Richard Denison, Ph.D., is a Lead Senior Scientist.

One of the key reforms to the Toxic Substances Control Act (TSCA) made by 2016’s Lautenberg Act was the expansion of who can access confidential business information (CBI) submitted by companies to EPA.  The old law largely limited access to federal government employees and contractors.  Congress recognized the enormous value such information could provide to officials at other levels of government and to health providers and environmental officials treating or responding to chemical releases and exposures.  It therefore mandated that EPA expand CBI access, subject to certain conditions specified in the law.

In March, a full 21 months after passage of the Lautenberg Act, EPA finally issued draft guidance documents setting forth how it intends to meet the law’s mandate to expand access to CBI.  Unfortunately, as has been the case with so many other aspects of TSCA implementation under the Trump administration, EPA got a lot of things wrong in its draft guidance documents.

Yesterday, EDF filed extensive comments raising our concerns over these serious deviations from the law and providing our recommendations for fixing them.  

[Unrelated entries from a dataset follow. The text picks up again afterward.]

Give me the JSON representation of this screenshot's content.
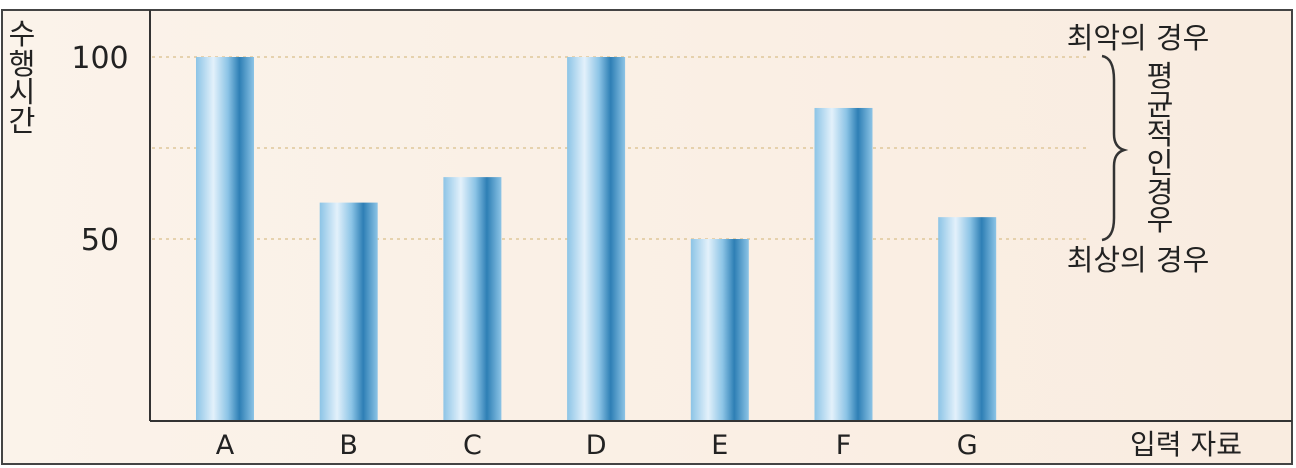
{
  "chart_data": {
    "type": "bar",
    "categories": [
      "A",
      "B",
      "C",
      "D",
      "E",
      "F",
      "G"
    ],
    "values": [
      100,
      60,
      67,
      100,
      50,
      86,
      56
    ],
    "ylabel": [
      "수",
      "행",
      "시",
      "간"
    ],
    "xlabel": "입력 자료",
    "yticks": [
      50,
      100
    ],
    "ylim": [
      0,
      100
    ],
    "grid": true,
    "annotations": {
      "worst": "최악의 경우",
      "average": [
        "평",
        "균",
        "적",
        "인",
        "경",
        "우"
      ],
      "best": "최상의 경우"
    },
    "colors": {
      "bar_light": "#e3f1fb",
      "bar_mid": "#8cc4e6",
      "bar_dark": "#2e7fb5",
      "background": "#fbf3ea",
      "background_right": "#f9ece0",
      "grid": "#e0c79a",
      "axis": "#333333",
      "text": "#222222"
    }
  }
}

Three groups are to be provided access to CBI:

  • States, political subdivisions of a State, and tribal governments [TSCA § 14(d)(4)]
  • health and environmental professionals employed by Federal or State agencies or tribal governments and treating physicians and nurses in nonemergency situations [TSCA § 14(d)(5)]
  • treating or responding physicians, nurses, agents of poison control centers, public health or environmental officials of States, political subdivisions of a State, or tribal governments, and first responders [TSCA § 14(d)(6)]

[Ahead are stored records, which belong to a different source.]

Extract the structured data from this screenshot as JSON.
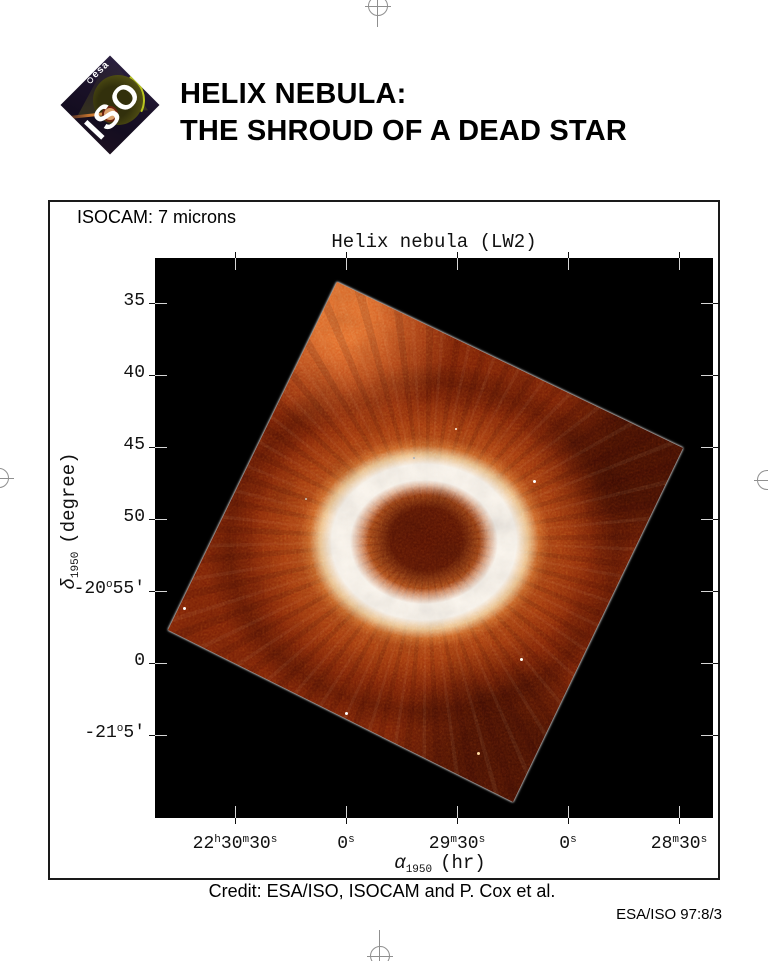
{
  "header": {
    "title_line1": "HELIX NEBULA:",
    "title_line2": "THE SHROUD OF A DEAD STAR"
  },
  "logo": {
    "esa_label": "esa",
    "iso_label": "ISO"
  },
  "figure": {
    "instrument_label": "ISOCAM: 7 microns",
    "plot": {
      "title": "Helix nebula (LW2)",
      "x_axis": {
        "symbol": "α",
        "subscript": "1950",
        "unit": "(hr)",
        "ticks": [
          [
            [
              "22",
              0
            ],
            [
              "h",
              1
            ],
            [
              "30",
              0
            ],
            [
              "m",
              1
            ],
            [
              "30",
              0
            ],
            [
              "s",
              1
            ]
          ],
          [
            [
              "0",
              0
            ],
            [
              "s",
              1
            ]
          ],
          [
            [
              "29",
              0
            ],
            [
              "m",
              1
            ],
            [
              "30",
              0
            ],
            [
              "s",
              1
            ]
          ],
          [
            [
              "0",
              0
            ],
            [
              "s",
              1
            ]
          ],
          [
            [
              "28",
              0
            ],
            [
              "m",
              1
            ],
            [
              "30",
              0
            ],
            [
              "s",
              1
            ]
          ]
        ]
      },
      "y_axis": {
        "symbol": "δ",
        "subscript": "1950",
        "unit": "(degree)",
        "ticks": [
          [
            [
              "35",
              0
            ]
          ],
          [
            [
              "40",
              0
            ]
          ],
          [
            [
              "45",
              0
            ]
          ],
          [
            [
              "50",
              0
            ]
          ],
          [
            [
              "-20",
              0
            ],
            [
              "o",
              1
            ],
            [
              "55'",
              0
            ]
          ],
          [
            [
              "0",
              0
            ]
          ],
          [
            [
              "-21",
              0
            ],
            [
              "o",
              1
            ],
            [
              "5'",
              0
            ]
          ]
        ]
      }
    },
    "credit": "Credit: ESA/ISO, ISOCAM and P. Cox et al."
  },
  "footer": {
    "reference": "ESA/ISO 97:8/3"
  },
  "colors": {
    "page_background": "#ffffff",
    "plot_background": "#000000",
    "nebula_ring": "#ffffff",
    "nebula_mid": "#e06020",
    "nebula_base": "#801f06",
    "logo_background": "#1a1128"
  }
}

Among the concerns we discuss in detail in our comments are that EPA:

  • fails to indicate that disclosure of CBI to qualifying parties subject to its guidance is mandatory, not discretionary;
  • inaccurately suggests that health and safety information is CBI;
  • fails to acknowledge that TSCA confidentiality is now narrower than confidentiality under Exemption 4 of the Freedom of Information Act (FOIA);
  • proposes to share state, local, or tribal government requests for information with affected businesses despite TSCA providing no such right of review;
  • has not specified deadlines to ensure timely processing of requests for CBI access;
  • has failed to provide, or acknowledge its mandate to provide, the electronic database and tracking system for facilitating CBI access required under the law;
  • erroneously asserts that state, local, and tribal governments need to show that CBI they request is “necessary” for administration or enforcement of a law;
  • defines who is eligible to receive CBI more narrowly than is provided in the law; and
  • imposes onerous obligations in health care providers’ confidentiality agreements that exceed the requirements of the law.

We hope that in finalizing its guidance documents, EPA takes more seriously its obligations to provide ready and timely access to CBI by those who need or would benefit from access to it to effectively do their jobs.

More broadly, it is disappointing that EPA appears to have placed such a low priority on implementing the information disclosure requirements of the Lautenberg Act, a critical element in restoring public confidence in the agency and our nation’s chemical safety system.